Sorry, but you are wrong. Workers may do the actual work, but workers can be easily replaced. The infrastructure of a thriving economy is a different story. That is not easily replaced.
This is a question of obvious moral significance, and how we answer this question relies almost entirely on our ethical perspective. Workers are only easily replaced if the society they work in views human beings as expendable. This is where economics and morality intersect.
Moreover, it also requires a certain type of economy. Capitalism benefits from surplus labor, because it makes it easier to bargain down the cost of labor. Workers have less leverage, and thus, they're forced to take what they can get. On the other hand, command and control socialism has been an abysmal failure (lacking the ability to efficiently allocate resources and perform adequate economic calculation), and in the US, what passes for social democracy is usually debt financed spending to support our bloated bureaucracy to compensate for the jobs we keep bleeding because of all the horrible trade deals our plutocrats keep force feeding down our throats.

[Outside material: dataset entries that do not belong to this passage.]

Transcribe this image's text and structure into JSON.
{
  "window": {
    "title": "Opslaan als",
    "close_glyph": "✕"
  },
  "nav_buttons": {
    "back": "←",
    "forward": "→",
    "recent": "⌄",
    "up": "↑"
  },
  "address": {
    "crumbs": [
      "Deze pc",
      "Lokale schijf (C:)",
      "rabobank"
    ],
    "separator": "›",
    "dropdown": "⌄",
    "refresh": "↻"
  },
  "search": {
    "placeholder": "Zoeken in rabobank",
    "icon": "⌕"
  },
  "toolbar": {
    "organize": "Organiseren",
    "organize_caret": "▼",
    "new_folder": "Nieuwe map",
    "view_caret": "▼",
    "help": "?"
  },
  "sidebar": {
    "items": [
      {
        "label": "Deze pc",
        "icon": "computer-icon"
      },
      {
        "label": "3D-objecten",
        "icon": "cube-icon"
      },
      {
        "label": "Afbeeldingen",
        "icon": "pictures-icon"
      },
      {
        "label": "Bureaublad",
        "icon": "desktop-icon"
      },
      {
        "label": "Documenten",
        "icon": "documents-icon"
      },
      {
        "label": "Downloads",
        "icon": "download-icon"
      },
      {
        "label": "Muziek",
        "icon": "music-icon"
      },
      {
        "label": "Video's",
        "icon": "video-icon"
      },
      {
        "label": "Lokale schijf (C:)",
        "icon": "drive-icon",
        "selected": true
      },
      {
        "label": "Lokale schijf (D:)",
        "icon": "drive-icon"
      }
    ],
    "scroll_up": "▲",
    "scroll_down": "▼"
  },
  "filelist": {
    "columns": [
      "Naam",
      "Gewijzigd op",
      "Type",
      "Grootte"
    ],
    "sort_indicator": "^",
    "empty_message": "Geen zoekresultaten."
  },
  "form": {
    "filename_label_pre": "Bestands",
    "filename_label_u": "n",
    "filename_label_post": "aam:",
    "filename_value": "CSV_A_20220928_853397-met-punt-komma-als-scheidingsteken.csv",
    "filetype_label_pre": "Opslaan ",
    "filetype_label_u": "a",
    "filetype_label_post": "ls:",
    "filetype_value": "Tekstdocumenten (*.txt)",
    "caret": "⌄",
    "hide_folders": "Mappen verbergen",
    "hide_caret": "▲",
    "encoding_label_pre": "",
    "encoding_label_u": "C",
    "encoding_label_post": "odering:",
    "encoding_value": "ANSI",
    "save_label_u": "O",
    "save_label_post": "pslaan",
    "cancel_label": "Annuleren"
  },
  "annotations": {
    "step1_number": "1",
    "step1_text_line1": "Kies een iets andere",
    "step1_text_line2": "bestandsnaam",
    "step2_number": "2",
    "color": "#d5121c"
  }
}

We need something new, and it won't come from democrats or republicans. I suppose regardless of how job creation is done, someone has to do it. However, there's certainly no law of nature that says it must be rich people. It could be communities, we could have public banking (ran at the local level) to finance local projects that put people to work, we could care more about our workers and increase the minimum wage, provide for ways for employees to buy out their employers (rather than allowing these jobs to go overseas), we could have border adjustable taxes for carbon, to compensate for the weak worker protections of many of our trading partners, etc.
Moreover, products need customers. So one could argue that it is indeed the worker who creates jobs, by creating the demand that precedes most investments in productive resources. Sometimes innovators create the demand, but this is a special case (the exception, not the norm).